OK, so all I've got to do is change how the documents are served and I'm good to go?
Nope. Internet Explorer craps out on on XML. Just doesn't do what it's supposed to. Any IE users can go to MozillaQuestQuest and they won't see a website, just a DOM tree. It's not the site that's broken, it's the browser. So we need to do some browser sniffing. I made use of the example found at Keystone Websites and changed Drupal's /includes/common.inc around a bit. This is what it had:
// spit out the correct charset http header
header("Content-Type: text/html; charset=utf-8");And this is what I changed it to:
// spit out the correct charset http header
$mime = "text/html";
$charset = "UTF-8";
if(stristr($_SERVER["HTTP_ACCEPT"],"application/xhtml+xml")||
stristr($_SERVER["HTTP_USER_AGENT"],"Validator")) {
$mime = "application/xhtml+xml";
}
header("Content-Type: $mime;charset=$charset");
Basically, if your user agent accepts XHTML or if you are a validator, I give you a application/xhtml+xml document, but if you're anyone else, such as IE, I give you a text/html document so you don't flip out and act all stupid.

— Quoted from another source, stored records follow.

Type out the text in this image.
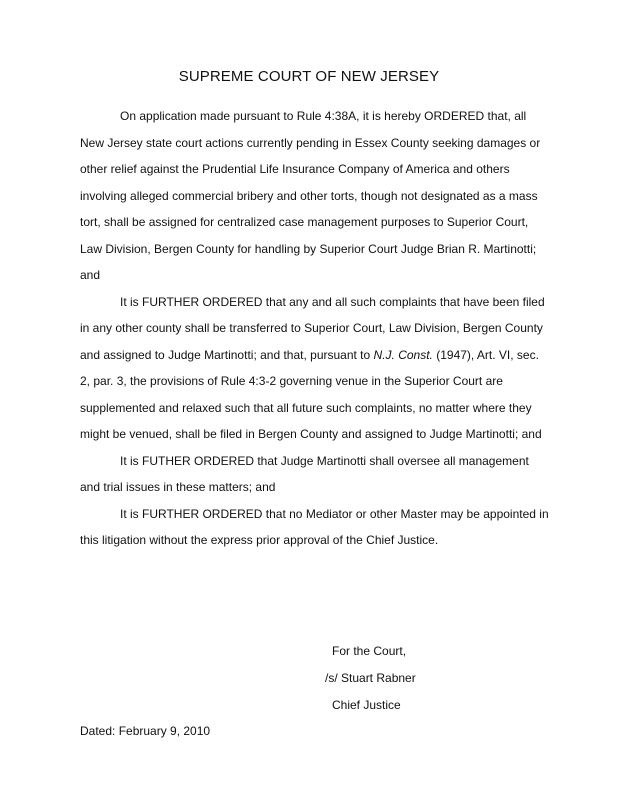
SUPREME COURT OF NEW JERSEY

On application made pursuant to Rule 4:38A, it is hereby ORDERED that, all New Jersey state court actions currently pending in Essex County seeking damages or other relief against the Prudential Life Insurance Company of America and others involving alleged commercial bribery and other torts, though not designated as a mass tort, shall be assigned for centralized case management purposes to Superior Court, Law Division, Bergen County for handling by Superior Court Judge Brian R. Martinotti; and

It is FURTHER ORDERED that any and all such complaints that have been filed in any other county shall be transferred to Superior Court, Law Division, Bergen County and assigned to Judge Martinotti; and that, pursuant to N.J. Const. (1947), Art. VI, sec. 2, par. 3, the provisions of Rule 4:3-2 governing venue in the Superior Court are supplemented and relaxed such that all future such complaints, no matter where they might be venued, shall be filed in Bergen County and assigned to Judge Martinotti; and

It is FUTHER ORDERED that Judge Martinotti shall oversee all management and trial issues in these matters; and

It is FURTHER ORDERED that no Mediator or other Master may be appointed in this litigation without the express prior approval of the Chief Justice.

For the Court,
/s/ Stuart Rabner
Chief Justice
Dated: February 9, 2010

But didn't you say that for something like MathML to be rendered, it must included in a well-formed XML document? What about IE users who want to see the included MathML?
Well, IE users can either get a real browser, such as Firefox or they can get the MathPlayer Plugin, which lets IE render MathML code fragments inside a plain HTML document.
OK, are you done now?
Nope. People here have to preview their comments before they go live. IE users will preview their ill-formed tag soup and go on with their lives, leaving the Mozilla users to see nothing but an error message when they try to view the same page. I need to work on a way to validate comments before letting them be submitted. If Movable Type can do it at Musings than Drupal should be able to as well. With Drupal's community plumbing, it could easy become courseware (with math, engineering and physics students in mind), making use of features that Movable Type lacks, such as the powerful taxonomy and book features.